17 August 2011
The story of New Zealand's wartime rugby playing heroes is the focus of an exciting new exhibition at the National Army Museum.
An image from the Khaki and Back display, courtesy National Army Museum (20110810_WN_V1008661_0010).
Khaki & Black - New Zealand's Rugby Supremacy in Times of War opens this Saturday, and takes a close look at the history of New Zealand Army Rugby when the kiwis 'took the game overseas' and Army Rugby was World Rugby.
Rugby is a religion for many New Zealanders and our soldiers found time to play the national game when they weren't fighting at the front. From each of the world wars there emerged a great rugby team; the New Zealand Army Team who restarted international rugby playing in front of appreciative crowds, winning 'test' matches against post war teams from countries including England, South Africa, Australia, Wales and France.
To help open this important exhibition the National Army Museum has a couple of New Zealand's rugby greats, and two of only four surviving members of the famous 1945/46 'Kiwis' team - the legends Bob Scott and Stan Young.
The exhibition tells the story of their famous 'Kiwis' team - a team of battle hardened rugby players who not only played a great style of rugby, but lifted the morale of worn torn Europe and raised significant money to aid war charities. This 'Kiwis' team went on to produce 16 All Blacks.
The exhibition tells of another important part of our rugby history dating back to World War I before the troops came home, when our New Zealand Army Team played a world tour of sorts ending with a world cup competition between the British forces, South Africa, Australia and Canada in 1919, for the prized King's Cup. His Majesty King George V presented the Kings Cup for this competition following the armistice and some great rugby matches were played involving some of the game's greatest players.

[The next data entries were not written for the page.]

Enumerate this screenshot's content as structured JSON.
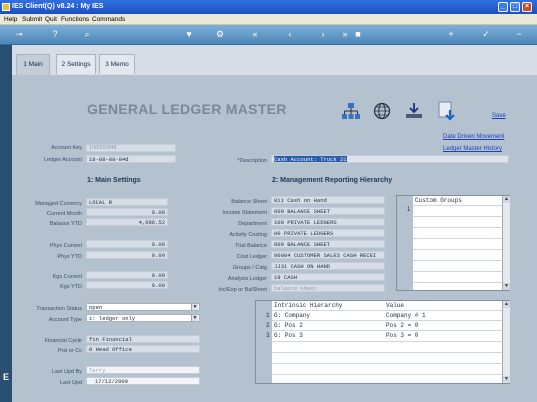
{
  "window": {
    "title": "IES Client(Q) v8.24 : My IES"
  },
  "menu": [
    "Help",
    "Submit",
    "Quit",
    "Functions",
    "Commands"
  ],
  "toolbar": {
    "icons": [
      "key-icon",
      "help-icon",
      "search-icon",
      "heart-icon",
      "settings-icon",
      "rewind-icon",
      "prev-icon",
      "next-icon",
      "fast-forward-icon",
      "stop-icon",
      "add-icon",
      "check-icon",
      "minus-icon"
    ]
  },
  "tabs": [
    {
      "label": "1 Main"
    },
    {
      "label": "2 Settings"
    },
    {
      "label": "3 Memo"
    }
  ],
  "heading": "GENERAL LEDGER MASTER",
  "actions": {
    "save": "Save",
    "date_driven": "Date Driven Movement",
    "history": "Ledger Master History"
  },
  "top": {
    "account_key_label": "Account Key",
    "account_key_value": "100000848",
    "ledger_account_label": "Ledger Account",
    "ledger_account_value": "18-88-88-84d",
    "description_label": "*Description",
    "description_value": "Cash Account: Truck 21"
  },
  "main_settings": {
    "title": "1: Main Settings",
    "managed_currency_label": "Managed Currency",
    "managed_currency_value": "LOCAL R",
    "current_month_label": "Current Month",
    "current_month_value": "0.00",
    "balance_ytd_label": "Balance YTD",
    "balance_ytd_value": "4,696.52",
    "phys_current_label": "Phys Current",
    "phys_current_value": "0.00",
    "phys_ytd_label": "Phys YTD",
    "phys_ytd_value": "0.00",
    "kgs_current_label": "Kgs Current",
    "kgs_current_value": "0.00",
    "kgs_ytd_label": "Kgs YTD",
    "kgs_ytd_value": "0.00",
    "transaction_status_label": "Transaction Status",
    "transaction_status_value": "open",
    "account_type_label": "Account Type",
    "account_type_value": "1: ledger only",
    "financial_cycle_label": "Financial Cycle",
    "financial_cycle_value": "fin Financial",
    "prsi_label": "Prsi or Cc",
    "prsi_value": "0 Head Office",
    "last_upd_by_label": "Last Upd By",
    "last_upd_by_value": "Terry",
    "last_upd_label": "Last Upd",
    "last_upd_value": "17/12/2009"
  },
  "hierarchy": {
    "title": "2: Management Reporting Hierarchy",
    "rows": [
      {
        "label": "Balance Sheet",
        "value": "011 Cash on Hand"
      },
      {
        "label": "Income Statement",
        "value": "000 BALANCE SHEET"
      },
      {
        "label": "Department",
        "value": "100 PRIVATE LEDGERS"
      },
      {
        "label": "Activity Costing",
        "value": "00 PRIVATE LEDGERS"
      },
      {
        "label": "Trial Balance",
        "value": "009 BALANCE SHEET"
      },
      {
        "label": "Cost Ledger",
        "value": "00084 CUSTOMER SALES CASH RECEI"
      },
      {
        "label": "Groups / Catg",
        "value": "JJ31 CASH ON HAND"
      },
      {
        "label": "Analysis Ledger",
        "value": "19 CASH"
      },
      {
        "label": "Inc/Exp or BalSheet",
        "value": "balance sheet"
      }
    ]
  },
  "custom_groups": {
    "header": "Custom Groups",
    "rows": [
      {
        "num": "1",
        "value": ""
      }
    ]
  },
  "intrinsic": {
    "col1": "Intrinsic Hierarchy",
    "col2": "Value",
    "rows": [
      {
        "num": "1",
        "name": "G: Company",
        "value": "Company # 1"
      },
      {
        "num": "2",
        "name": "G: Pos 2",
        "value": "Pos 2 = 0"
      },
      {
        "num": "3",
        "name": "G: Pos 3",
        "value": "Pos 3 = 0"
      }
    ]
  }
}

At a time when no rugby was being played at home these soldiers represented our country and won this coveted cup. Eighteen of this New Zealand Army Rugby Team would go on to become All Blacks in the years following the war.
Visitors to the new exhibition will be able to see the priceless Kings Cup and learn about these great teams. The National Army Museum also has a dedicated interactive 'Skillz Zone' where visitors can test their skills and knowledge on our large virtual kicking game, scrum machine, line out activity and much more.
The exhibition opens on 20th August at 1pm.